Niemand wusste von diesem Geheimnis!
Scham überrollte sie wie rot glühendes Magma. Verschämt legte sie ihren Arm über den weiten Ausschnitt ihres langen Kleides, bedeckte den Ansatz ihrer üppigen Brüste.
Tränen schossen in ihre Augen. Tränen der Trauer, Tränen der Scham.
Sie waren nicht in der Lage, den Brand gelenkten Magmas zu lindern.
Vernichtend breitete sich die Masse in Elledaras Seele aus, verbrannt sie innerlich. Ließ sie qualvoll aufstöhnen und sich an die Kehle greifen.
Trost spendend nahm Surredog seine Königin in den Arm.
„Was ist dir, Elledara?“
Unfähig, ein Wort zu sprechen, sank die Königin auf einen Stuhl, griff nach einem Becher kalten Wassers und leerte ihn in einem Zug.
Das Wasser ließ das flüssige Gestein in ihrem Inneren rauchen. Heiß stiegen Dämpfe herauf, behinderten Fasuras Sicht.
Mit einem Sprung zog sich die Priesterin aus der Königin zurück, hinterließ ein zu Stein erstarrtes Herz.
„Die Nachricht vom plötzlichen Tod Callemois wird sie aufgewühlt haben, Hoheit. Sie hat den Hohepriester sehr geschätzt. Wir müssen behutsam mit ihr umgehen, nicht, dass sie an gebrochenem Herzen ebenfalls sterben sollte.“
Sanft legte Fasura ihre Hand auf die Schulter des Königs, schob ihn, der sich über seine Gattin gebeugt hatte, ein wenig zur Seite.
„Elledara, hört Ihr mich?“
Wie fühlt es sich an, vor dem Richtbock zu knien?
Vorsichtig legte die Priesterin beide Hände auf die Schläfen der Königin, hob ein wenig ihren Kopf an, in ihre Augen schauen zu können.
„Königin Elledara, vernehmt Ihr meine Stimme?“
Du brauchst nicht zu antworten, Elledara. Ich sehe in deine Augen, sehe in deine Seele, in dein Herz.
„Kann ich Euch meine Hilfe anbieten?“
Du bekommst sie, ob du willst oder nicht.
Fasura richtete sich mit traurigen Zügen auf, wandte sich an den König.
„Ruft nach der Zofe. Wir sollten die Königin zu Bett bringen, damit sie etwas Ruhe erfährt.“
Kaum hatte Surredog sich der Tür zugewandt, seine Befehle zu erteilen, als Fasura den leeren Becher vom Tisch nahm und ihn hart über das Gesicht Elledaras führte.

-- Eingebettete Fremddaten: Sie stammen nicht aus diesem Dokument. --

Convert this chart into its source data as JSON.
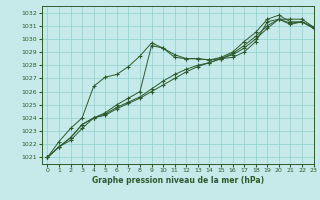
{
  "title": "Graphe pression niveau de la mer (hPa)",
  "background_color": "#c6eaea",
  "grid_color": "#8ecece",
  "line_color": "#2d5a2d",
  "xlim": [
    -0.5,
    23
  ],
  "ylim": [
    1020.5,
    1032.5
  ],
  "xticks": [
    0,
    1,
    2,
    3,
    4,
    5,
    6,
    7,
    8,
    9,
    10,
    11,
    12,
    13,
    14,
    15,
    16,
    17,
    18,
    19,
    20,
    21,
    22,
    23
  ],
  "yticks": [
    1021,
    1022,
    1023,
    1024,
    1025,
    1026,
    1027,
    1028,
    1029,
    1030,
    1031,
    1032
  ],
  "series": [
    [
      1021.0,
      1021.8,
      1022.3,
      1023.2,
      1024.0,
      1024.4,
      1025.0,
      1025.5,
      1026.0,
      1029.5,
      1029.3,
      1028.8,
      1028.5,
      1028.5,
      1028.4,
      1028.5,
      1028.6,
      1029.0,
      1029.8,
      1031.3,
      1031.5,
      1031.1,
      1031.3,
      1030.8
    ],
    [
      1021.0,
      1021.8,
      1022.5,
      1023.5,
      1024.0,
      1024.3,
      1024.8,
      1025.2,
      1025.6,
      1026.2,
      1026.8,
      1027.3,
      1027.7,
      1028.0,
      1028.2,
      1028.5,
      1028.8,
      1029.3,
      1030.0,
      1030.8,
      1031.5,
      1031.5,
      1031.5,
      1030.9
    ],
    [
      1021.0,
      1021.8,
      1022.5,
      1023.5,
      1024.0,
      1024.2,
      1024.7,
      1025.1,
      1025.5,
      1026.0,
      1026.5,
      1027.0,
      1027.5,
      1027.9,
      1028.2,
      1028.5,
      1028.9,
      1029.5,
      1030.2,
      1031.0,
      1031.5,
      1031.2,
      1031.3,
      1030.8
    ],
    [
      1021.0,
      1022.2,
      1023.2,
      1024.0,
      1026.4,
      1027.1,
      1027.3,
      1027.9,
      1028.7,
      1029.7,
      1029.3,
      1028.6,
      1028.5,
      1028.5,
      1028.4,
      1028.6,
      1029.0,
      1029.8,
      1030.5,
      1031.5,
      1031.8,
      1031.3,
      1031.3,
      1030.9
    ]
  ]
}
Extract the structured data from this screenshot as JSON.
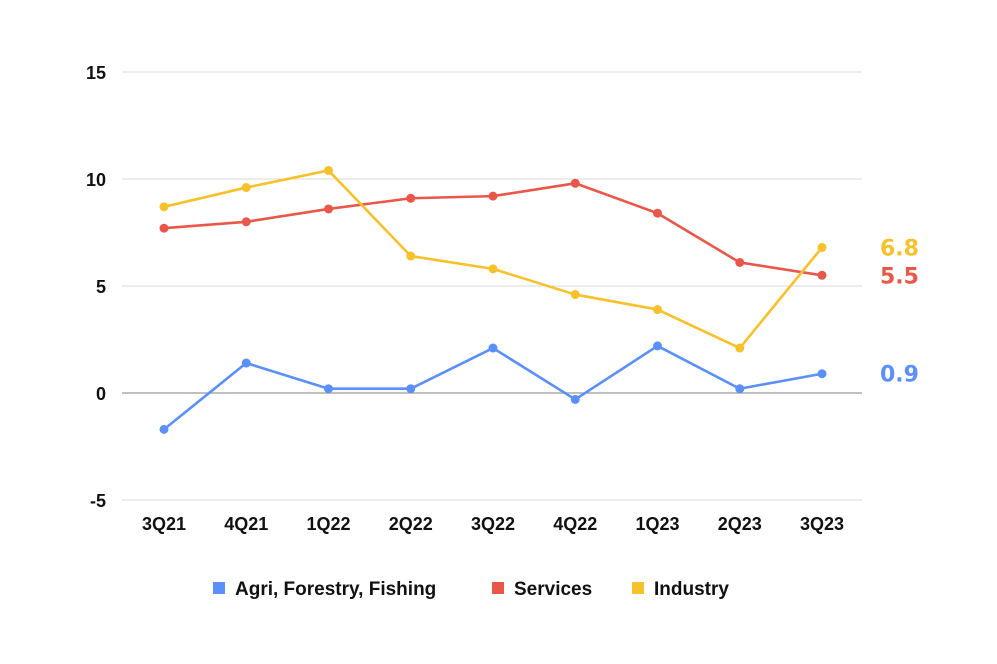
{
  "chart_data": {
    "type": "line",
    "categories": [
      "3Q21",
      "4Q21",
      "1Q22",
      "2Q22",
      "3Q22",
      "4Q22",
      "1Q23",
      "2Q23",
      "3Q23"
    ],
    "ylim": [
      -5,
      15
    ],
    "yticks": [
      15,
      10,
      5,
      0,
      -5
    ],
    "ytick_labels": [
      "15",
      "10",
      "5",
      "0",
      "-5"
    ],
    "grid": true,
    "legend_position": "bottom",
    "series": [
      {
        "name": "Agri, Forestry, Fishing",
        "color": "#5b8ff9",
        "values": [
          -1.7,
          1.4,
          0.2,
          0.2,
          2.1,
          -0.3,
          2.2,
          0.2,
          0.9
        ],
        "end_label": "0.9"
      },
      {
        "name": "Services",
        "color": "#e8574a",
        "values": [
          7.7,
          8.0,
          8.6,
          9.1,
          9.2,
          9.8,
          8.4,
          6.1,
          5.5
        ],
        "end_label": "5.5"
      },
      {
        "name": "Industry",
        "color": "#f7c12b",
        "values": [
          8.7,
          9.6,
          10.4,
          6.4,
          5.8,
          4.6,
          3.9,
          2.1,
          6.8
        ],
        "end_label": "6.8"
      }
    ]
  }
}
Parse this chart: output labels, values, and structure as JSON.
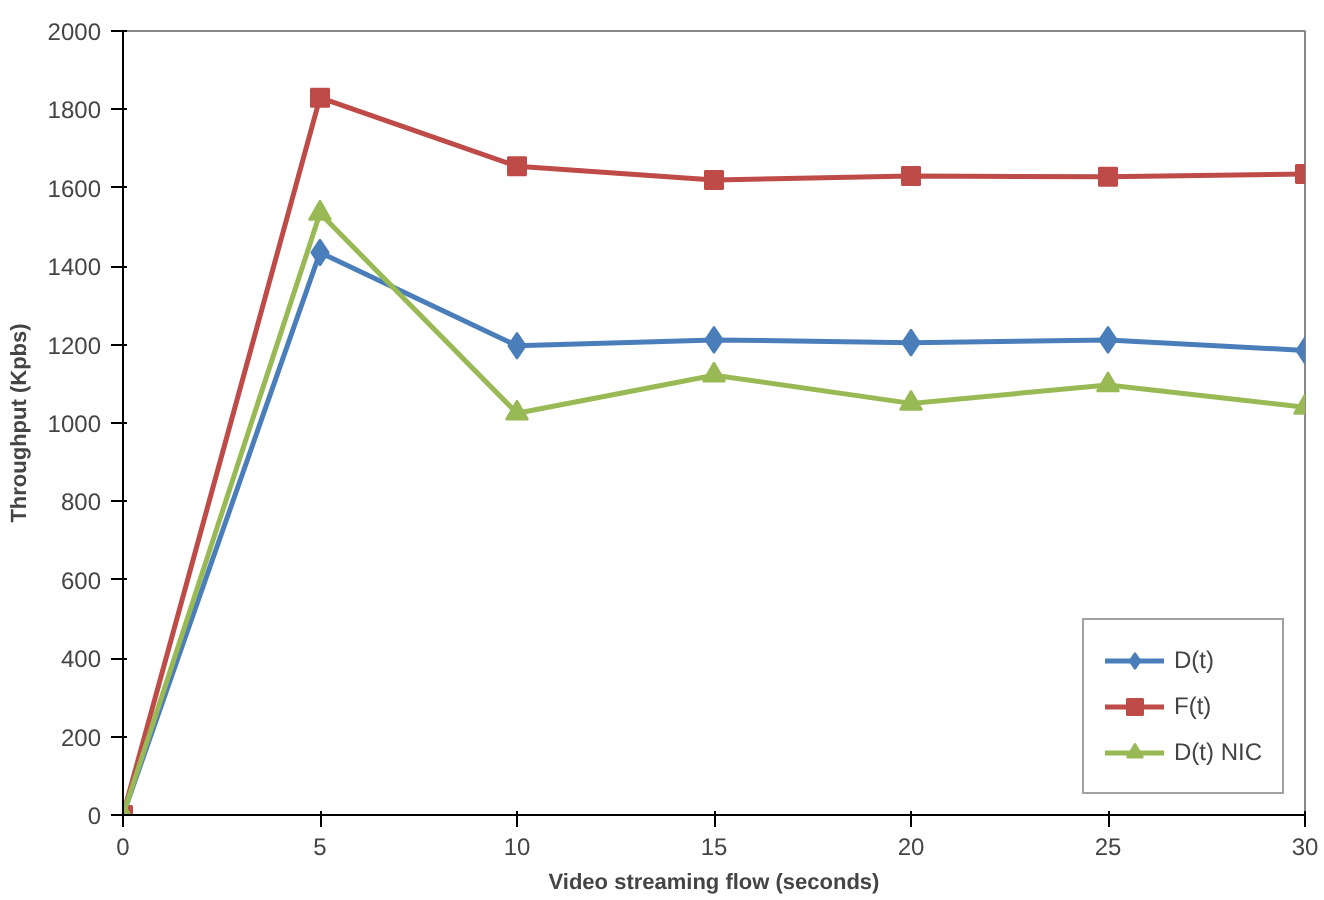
{
  "chart_data": {
    "type": "line",
    "xlabel": "Video streaming flow (seconds)",
    "ylabel": "Throughput (Kpbs)",
    "x": [
      0,
      5,
      10,
      15,
      20,
      25,
      30
    ],
    "xlim": [
      0,
      30
    ],
    "xticks": [
      0,
      5,
      10,
      15,
      20,
      25,
      30
    ],
    "ylim": [
      0,
      2000
    ],
    "yticks": [
      0,
      200,
      400,
      600,
      800,
      1000,
      1200,
      1400,
      1600,
      1800,
      2000
    ],
    "grid": false,
    "legend": "bottom right",
    "series": [
      {
        "name": "D(t)",
        "color": "#4a7ebb",
        "marker": "diamond",
        "values": [
          0,
          1435,
          1197,
          1212,
          1205,
          1212,
          1185
        ]
      },
      {
        "name": "F(t)",
        "color": "#be4b48",
        "marker": "square",
        "values": [
          0,
          1830,
          1655,
          1620,
          1630,
          1628,
          1635
        ]
      },
      {
        "name": "D(t) NIC",
        "color": "#98b954",
        "marker": "triangle",
        "values": [
          0,
          1535,
          1025,
          1122,
          1050,
          1097,
          1040
        ]
      }
    ]
  }
}
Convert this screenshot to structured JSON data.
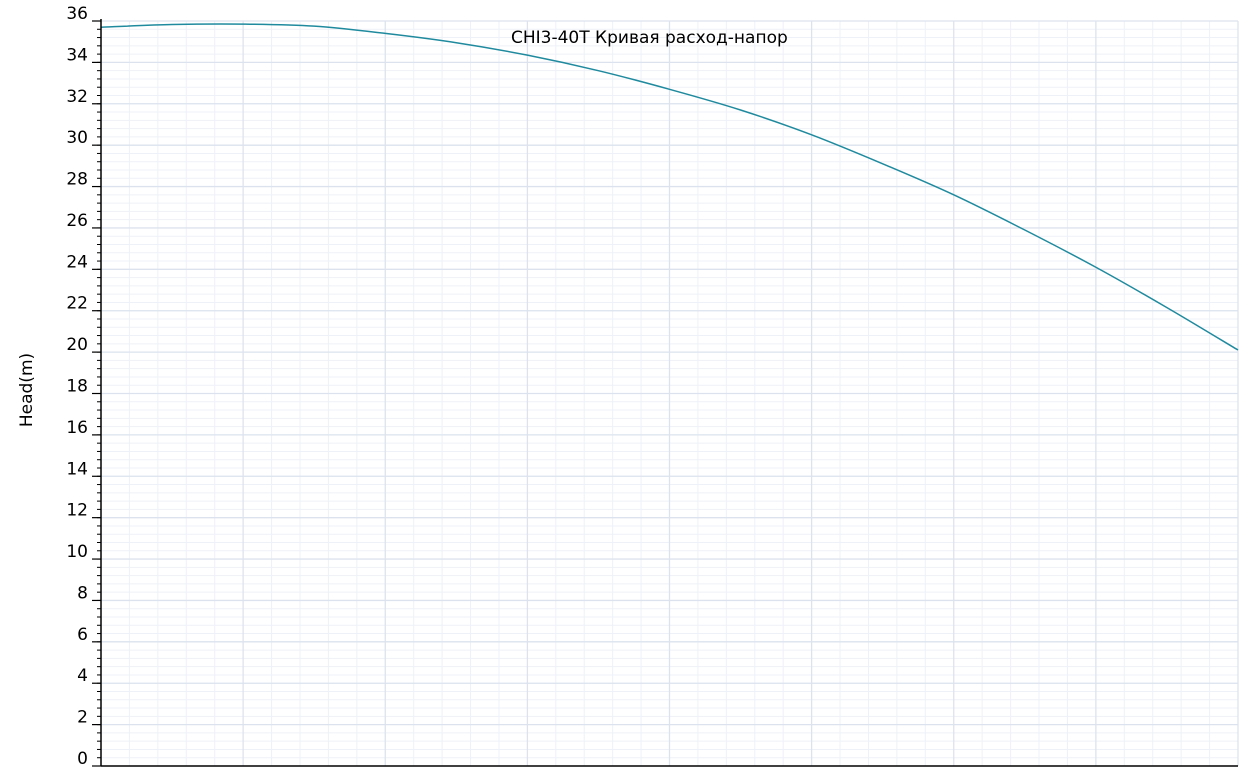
{
  "chart_data": {
    "type": "line",
    "title": "CHI3-40T Кривая расход-напор",
    "xlabel": "",
    "ylabel": "Head(m)",
    "xlim": [
      0,
      4
    ],
    "ylim": [
      0,
      36
    ],
    "yticks": [
      0,
      2,
      4,
      6,
      8,
      10,
      12,
      14,
      16,
      18,
      20,
      22,
      24,
      26,
      28,
      30,
      32,
      34,
      36
    ],
    "x_major_step": 0.5,
    "x_minor_step": 0.1,
    "y_minor_step": 0.4,
    "grid": true,
    "series": [
      {
        "color": "#1f8a9e",
        "x": [
          0,
          0.25,
          0.5,
          0.75,
          1.0,
          1.25,
          1.5,
          1.75,
          2.0,
          2.25,
          2.5,
          2.75,
          3.0,
          3.25,
          3.5,
          3.75,
          4.0
        ],
        "y": [
          35.7,
          35.83,
          35.85,
          35.75,
          35.4,
          34.95,
          34.35,
          33.6,
          32.7,
          31.7,
          30.5,
          29.1,
          27.6,
          25.9,
          24.1,
          22.15,
          20.1
        ]
      }
    ]
  },
  "colors": {
    "major_grid": "#dde3ee",
    "minor_grid": "#eef1f7",
    "axis": "#000000",
    "line": "#1f8a9e"
  }
}
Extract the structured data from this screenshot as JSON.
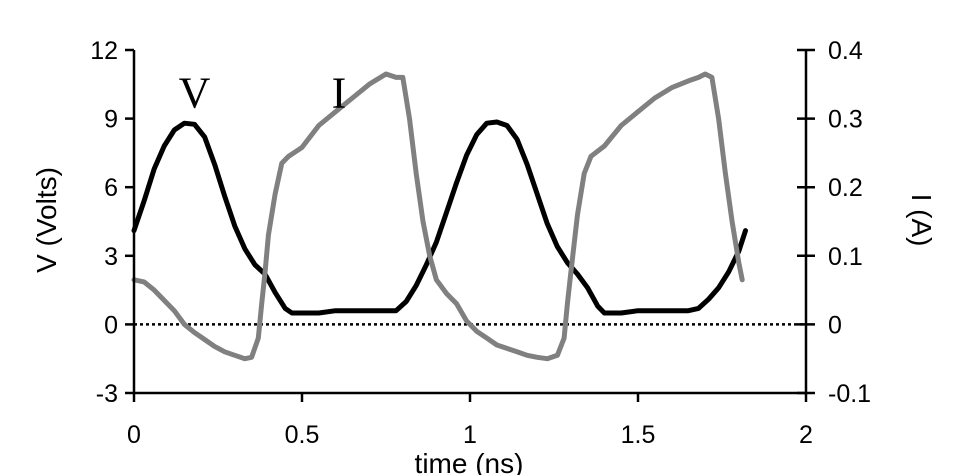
{
  "chart_data": {
    "type": "line",
    "title": "",
    "xlabel": "time (ns)",
    "ylabel": "V (Volts)",
    "y2label": "I (A)",
    "xlim": [
      0,
      2
    ],
    "ylim": [
      -3,
      12
    ],
    "y2lim": [
      -0.1,
      0.4
    ],
    "x_ticks": [
      0,
      0.5,
      1,
      1.5,
      2
    ],
    "x_tick_labels": [
      "0",
      "0.5",
      "1",
      "1.5",
      "2"
    ],
    "y_ticks": [
      -3,
      0,
      3,
      6,
      9,
      12
    ],
    "y_tick_labels": [
      "-3",
      "0",
      "3",
      "6",
      "9",
      "12"
    ],
    "y2_ticks": [
      -0.1,
      0,
      0.1,
      0.2,
      0.3,
      0.4
    ],
    "y2_tick_labels": [
      "-0.1",
      "0",
      "0.1",
      "0.2",
      "0.3",
      "0.4"
    ],
    "grid": false,
    "reference_line": {
      "y": 0,
      "style": "dotted"
    },
    "series": [
      {
        "name": "V",
        "axis": "left",
        "color": "#000000",
        "label_at": [
          0.18,
          10.1
        ],
        "x": [
          0,
          0.03,
          0.06,
          0.09,
          0.12,
          0.15,
          0.18,
          0.21,
          0.24,
          0.27,
          0.3,
          0.33,
          0.36,
          0.39,
          0.42,
          0.45,
          0.47,
          0.5,
          0.55,
          0.6,
          0.65,
          0.7,
          0.75,
          0.78,
          0.81,
          0.84,
          0.87,
          0.9,
          0.93,
          0.96,
          0.99,
          1.02,
          1.05,
          1.08,
          1.11,
          1.14,
          1.17,
          1.2,
          1.23,
          1.26,
          1.29,
          1.32,
          1.35,
          1.38,
          1.4,
          1.45,
          1.5,
          1.55,
          1.6,
          1.65,
          1.68,
          1.71,
          1.74,
          1.77,
          1.8,
          1.82
        ],
        "values": [
          4.1,
          5.4,
          6.8,
          7.8,
          8.5,
          8.8,
          8.75,
          8.2,
          7.0,
          5.6,
          4.3,
          3.3,
          2.6,
          2.2,
          1.4,
          0.7,
          0.5,
          0.5,
          0.5,
          0.6,
          0.6,
          0.6,
          0.6,
          0.6,
          1.0,
          1.7,
          2.6,
          3.6,
          4.9,
          6.2,
          7.4,
          8.3,
          8.8,
          8.85,
          8.7,
          8.1,
          7.0,
          5.7,
          4.4,
          3.4,
          2.7,
          2.2,
          1.6,
          0.8,
          0.5,
          0.5,
          0.6,
          0.6,
          0.6,
          0.6,
          0.7,
          1.1,
          1.6,
          2.3,
          3.2,
          4.1
        ]
      },
      {
        "name": "I",
        "axis": "right",
        "color": "#808080",
        "label_at": [
          0.61,
          10.1
        ],
        "x": [
          0,
          0.03,
          0.06,
          0.09,
          0.12,
          0.15,
          0.18,
          0.21,
          0.24,
          0.27,
          0.3,
          0.33,
          0.35,
          0.37,
          0.38,
          0.39,
          0.4,
          0.42,
          0.44,
          0.46,
          0.5,
          0.55,
          0.6,
          0.65,
          0.7,
          0.75,
          0.78,
          0.8,
          0.82,
          0.84,
          0.86,
          0.88,
          0.9,
          0.93,
          0.96,
          0.99,
          1.02,
          1.05,
          1.08,
          1.11,
          1.14,
          1.17,
          1.2,
          1.23,
          1.26,
          1.28,
          1.29,
          1.3,
          1.32,
          1.34,
          1.36,
          1.4,
          1.45,
          1.5,
          1.55,
          1.6,
          1.65,
          1.68,
          1.7,
          1.72,
          1.74,
          1.76,
          1.78,
          1.8,
          1.81
        ],
        "values": [
          0.065,
          0.062,
          0.05,
          0.035,
          0.02,
          0.0,
          -0.012,
          -0.022,
          -0.032,
          -0.04,
          -0.045,
          -0.05,
          -0.048,
          -0.02,
          0.03,
          0.075,
          0.13,
          0.19,
          0.235,
          0.245,
          0.258,
          0.29,
          0.31,
          0.33,
          0.35,
          0.365,
          0.36,
          0.36,
          0.3,
          0.22,
          0.15,
          0.1,
          0.065,
          0.045,
          0.03,
          0.005,
          -0.01,
          -0.02,
          -0.03,
          -0.035,
          -0.04,
          -0.045,
          -0.048,
          -0.05,
          -0.045,
          -0.02,
          0.03,
          0.075,
          0.16,
          0.22,
          0.245,
          0.26,
          0.29,
          0.31,
          0.33,
          0.345,
          0.355,
          0.36,
          0.365,
          0.36,
          0.3,
          0.22,
          0.15,
          0.09,
          0.065
        ]
      }
    ]
  }
}
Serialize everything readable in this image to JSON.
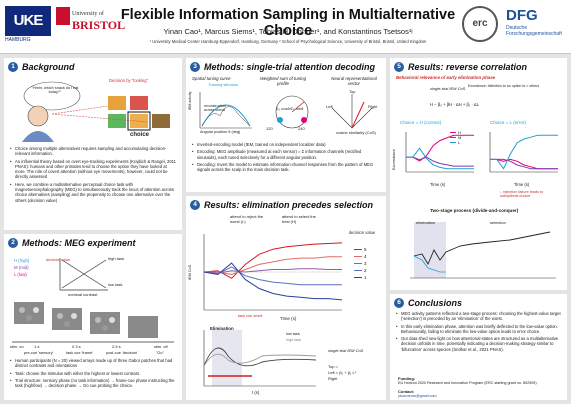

„So gehet denn mit einem Wort.“, flüsterte die Priesterin ihr ins Ohr, richtete sich auf und formte mit Mittelfingerspitze und Daumenbeere ein O. Als wollte sie ein lästiges Insekt beiseite schnippen, schnellte der Mittelfinger über den Daumen.
„Fort.“
Im gleichen Augenblick richtete sich die Königin schmerzgeplagt auf, griff sich an ihre linke Brust und sank leblos zusammen.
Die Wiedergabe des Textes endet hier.